NOT going back to original archeyptes sooner and making them 'more so.'
Perhaps not creating individual archetype mission arcs for 1-50 for each type. (A lot of work? Better than closing down. The 1-50 journey was too samey for some.)
Game was too slow. (Too fast for me. But why not allow one server to switch on perma Hasten for all as inherent. SB buff as inherent for all who want to play that fast. Me? I'd just slip around maps with that...)
Hmm. Key expansions? Sideways moves that didn't build on the core game in the right way. Splintered the player base...while not really addressing. Not adequately building on what made the core game so great.
...and for the money invested...did these 'key expansions' give a return of investment for NC Soft in terms of revenue and play base expansion?
Worse. Did(?) some things alienate key parts of the player base that didn't come back.
Subjective opinions. But they can cause erosion of a player base.
Some may disagree. But how come CoH is dead while some dreadful mediocre MMOs still survive.
Was it a lack of advertising by NC Soft only? Cultural?
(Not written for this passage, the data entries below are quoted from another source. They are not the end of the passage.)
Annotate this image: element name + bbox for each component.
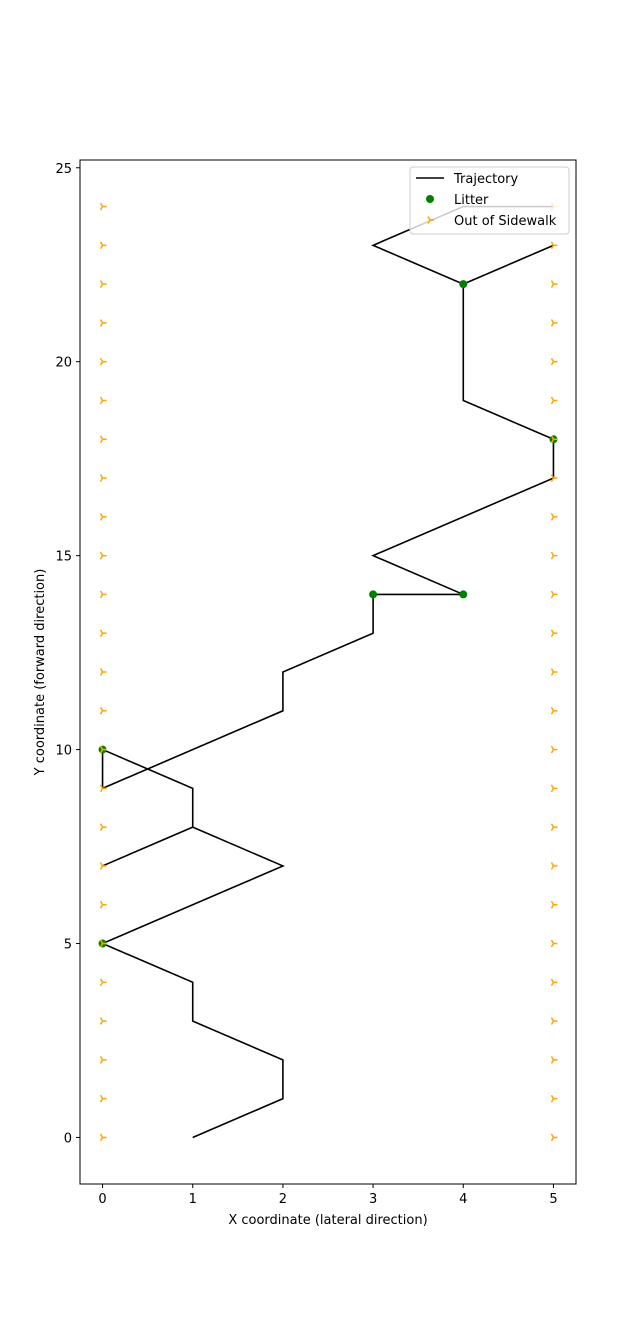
out-of-sidewalk-point (99, 1094, 107, 1103)
out-of-sidewalk-point (550, 513, 558, 521)
out-of-sidewalk-point (550, 474, 558, 482)
y-axis-label: Y coordinate (forward direction) (33, 569, 48, 777)
out-of-sidewalk-point (550, 706, 558, 715)
out-of-sidewalk-point (550, 939, 558, 948)
x-axis-label: X coordinate (lateral direction) (228, 1213, 427, 1228)
out-of-sidewalk-point (99, 629, 107, 638)
out-of-sidewalk-point (550, 1017, 558, 1025)
out-of-sidewalk-point (550, 357, 558, 366)
x-tick-label: 1 (189, 1192, 197, 1207)
y-tick-label: 20 (55, 356, 72, 371)
out-of-sidewalk-point (550, 1056, 558, 1064)
out-of-sidewalk-point (99, 551, 107, 560)
out-of-sidewalk-point (550, 1094, 558, 1103)
out-of-sidewalk-point (550, 668, 558, 676)
out-of-sidewalk-point (99, 1133, 107, 1142)
out-of-sidewalk-point (550, 590, 558, 599)
out-of-sidewalk-point (550, 900, 558, 909)
out-of-sidewalk-point (99, 513, 107, 521)
out-of-sidewalk-point (550, 629, 558, 638)
out-of-sidewalk-point (99, 862, 107, 870)
out-of-sidewalk-point (99, 474, 107, 482)
out-of-sidewalk-point (550, 862, 558, 870)
out-of-sidewalk-point (99, 784, 107, 793)
out-of-sidewalk-point (550, 280, 558, 288)
legend-box (409, 166, 570, 235)
out-of-sidewalk-point (99, 1017, 107, 1025)
y-tick-label: 10 (55, 744, 72, 759)
litter-point (369, 590, 378, 599)
legend-out-of-sidewalk-handle (427, 216, 434, 224)
y-tick-label: 0 (64, 1131, 72, 1146)
out-of-sidewalk-point (99, 900, 107, 909)
x-tick-label: 3 (369, 1192, 377, 1207)
out-of-sidewalk-point (99, 319, 107, 327)
x-tick-label: 2 (279, 1192, 287, 1207)
legend-label: Litter (454, 193, 489, 208)
y-tick-label: 25 (55, 162, 72, 177)
out-of-sidewalk-point (550, 435, 558, 444)
out-of-sidewalk-point (99, 939, 107, 948)
out-of-sidewalk-point (550, 784, 558, 793)
legend: Trajectory Litter Out of Sidewalk (409, 166, 570, 235)
legend-litter-handle (426, 195, 434, 203)
out-of-sidewalk-point (550, 319, 558, 327)
series-layer (98, 202, 558, 1142)
x-tick-label: 0 (98, 1192, 106, 1207)
litter-point (459, 280, 468, 289)
out-of-sidewalk-point (99, 1056, 107, 1064)
out-of-sidewalk-point (99, 590, 107, 599)
out-of-sidewalk-point (550, 745, 558, 754)
out-of-sidewalk-point (99, 357, 107, 366)
out-of-sidewalk-point (550, 978, 558, 987)
out-of-sidewalk-point (550, 1133, 558, 1142)
ticks-layer: 0 1 2 3 4 5 0 5 10 15 20 25 (55, 162, 557, 1207)
legend-label: Trajectory (453, 172, 518, 187)
out-of-sidewalk-point (99, 280, 107, 288)
out-of-sidewalk-point (550, 823, 558, 831)
out-of-sidewalk-point (550, 396, 558, 405)
legend-label: Out of Sidewalk (454, 214, 557, 229)
out-of-sidewalk-point (99, 706, 107, 715)
axes-frame (79, 159, 577, 1185)
x-tick-label: 4 (459, 1192, 467, 1207)
out-of-sidewalk-point (550, 241, 558, 250)
out-of-sidewalk-point (99, 435, 107, 444)
out-of-sidewalk-point (99, 396, 107, 405)
out-of-sidewalk-point (99, 241, 107, 250)
out-of-sidewalk-point (99, 978, 107, 987)
trajectory-line (100, 205, 555, 1139)
out-of-sidewalk-point (550, 551, 558, 560)
litter-point (459, 590, 468, 599)
out-of-sidewalk-point (99, 745, 107, 754)
y-tick-label: 5 (64, 938, 72, 953)
out-of-sidewalk-point (99, 668, 107, 676)
y-tick-label: 15 (55, 550, 72, 565)
out-of-sidewalk-point (99, 823, 107, 831)
x-tick-label: 5 (549, 1192, 557, 1207)
out-of-sidewalk-point (99, 202, 107, 211)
Politics. Egos. Fickle MMO fans? Lessons learned too little too late?
*wrong thread. I know. But it just came out...
Azrael.
Sort of a massively lagged reply, considering how long ago this was posted, but I thought it was interesting that I disagree with you on most of this
CoV was great, the game needed more ATs. I wasn't a fan of them strictly dividing the hero and villain games, but I think that was a Statesman/Cryptic decision, which would explain why I hated it
Going Rogue was even better, and absolutely needed. Getting rid of the silly and arbitrary distinction between hero and villain ATs was something that had been needed for a long long time. In fact, Paragon Studios kept continually knocking down the walls separating CoH and CoV, which was a very good decision to me.
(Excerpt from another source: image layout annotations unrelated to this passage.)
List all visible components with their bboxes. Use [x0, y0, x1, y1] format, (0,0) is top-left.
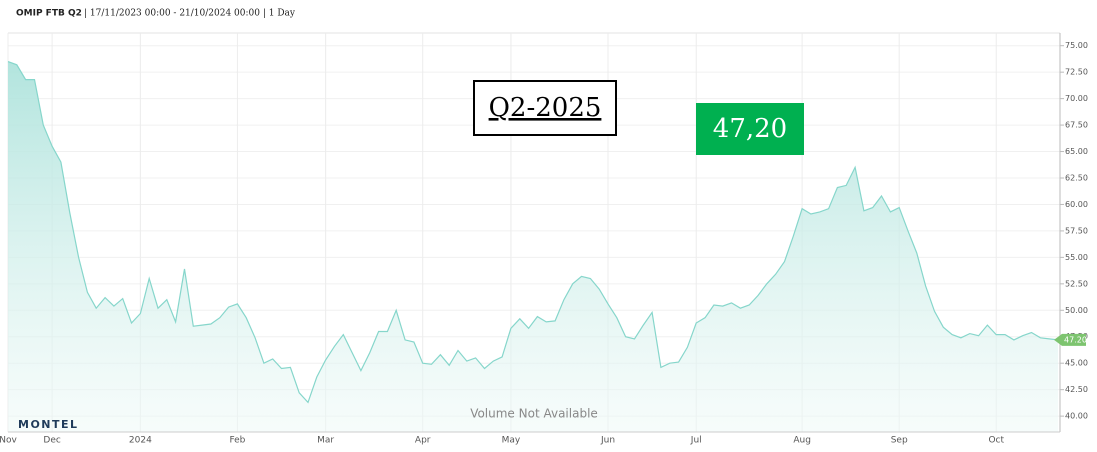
- last-value-label: 47.20: [1064, 335, 1087, 344]
- axes: 40.0042.5045.0047.5050.0052.5055.0057.50…: [0, 41, 1088, 445]
- header: OMIP FTB Q2 | 17/11/2023 00:00 - 21/10/2…: [16, 9, 296, 19]
- x-tick-label: Sep: [891, 436, 908, 446]
- x-tick-label: Feb: [229, 436, 245, 446]
- x-tick-label: Aug: [793, 436, 811, 446]
- x-tick-label: May: [502, 436, 521, 446]
- y-tick-label: 42.50: [1065, 385, 1088, 394]
- y-tick-label: 45.00: [1065, 359, 1088, 368]
- y-tick-label: 57.50: [1065, 226, 1088, 235]
- y-tick-label: 65.00: [1065, 147, 1088, 156]
- y-tick-label: 70.00: [1065, 94, 1088, 103]
- x-tick-label: Apr: [415, 436, 431, 446]
- x-tick-label: Dec: [43, 436, 60, 446]
- price-line: [7, 61, 1059, 404]
- y-tick-label: 40.00: [1065, 412, 1088, 421]
- logo: MONTEL: [18, 418, 79, 431]
- chart-subtitle: | 17/11/2023 00:00 - 21/10/2024 00:00 | …: [84, 9, 296, 19]
- price-label: 47,20: [713, 114, 787, 144]
- x-tick-label: Oct: [988, 436, 1004, 446]
- x-tick-label: Nov: [0, 436, 17, 446]
- price-box: [696, 103, 804, 155]
- y-tick-label: 50.00: [1065, 306, 1088, 315]
- y-tick-label: 72.50: [1065, 68, 1088, 77]
- y-tick-label: 55.00: [1065, 253, 1088, 262]
- y-tick-label: 62.50: [1065, 173, 1088, 182]
- x-tick-label: 2024: [129, 436, 152, 446]
- y-tick-label: 60.00: [1065, 200, 1088, 209]
- contract-label: Q2-2025: [489, 93, 602, 123]
- y-tick-label: 75.00: [1065, 41, 1088, 50]
- plot: [7, 61, 1059, 432]
- volume-note: Volume Not Available: [470, 407, 598, 421]
- x-tick-label: Mar: [317, 436, 334, 446]
- contract-box: [473, 80, 617, 136]
- last-value-marker: [1054, 333, 1086, 346]
- x-tick-label: Jun: [600, 436, 615, 446]
- y-tick-label: 67.50: [1065, 121, 1088, 130]
- y-tick-label: 52.50: [1065, 279, 1088, 288]
- chart-title: OMIP FTB Q2: [16, 9, 82, 19]
- x-tick-label: Jul: [690, 436, 702, 446]
- area-fill: [8, 61, 1058, 432]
Incarnates I can't comment on much, I had some level 50s but I had MASSIVE altitis... I only played on Virtue but I had purchased the maximum number of character slots, and had every last one of them filled, so I got a second account just so that I could keep creating new characters when the whim took me. So I spent a lot of time at low levels and not a lot at high levels. Plus I had gone one one of my many vacations from the game just before it went F2P, and when I got around to wanting to jump back in again, the game had just gone offline :/
Separate mission sets for ATs would have just made me angry. I was vehemently opposed to any content being restricted to a specific AT or origin. The type of character I want to play should NOT dictate what my story will be. Too samey? A huge part of the appeal to me was that it didn't matter what missions you did, the game was so different for every powerset, let alone each AT. The gameplay was so diverse.
In the end... I liked the game when it first released. I liked it less and less with every change Cryptic made to it. And then found myself liking it more and more after they thankfully left to build Crapions Online and Positron got put in charge of it. Pretty much everything they did after that was massive win to me. It just seemed like Jack/Cryptic wanted CoH to be like EQ or DAoC and were peeved that it got played totally differently when the players got a hold of it. Constant nerfs and changes that all seemed aimed at slowing you down and forcing you to fight fewer enemies at once when the joy of the game was that you were a SUPERHERO who could stand in the midst of 10 mobs and smash them all, not like EQ/DAoC where you were forced to cower and carefully pull one enemy at a time lest you die horribly.
Positron's team continually buffed the players, and offered conveniences and things that made the game faster, easier and less frustrating to level and gear up, and just generally brought back the feeling of being "super" for me.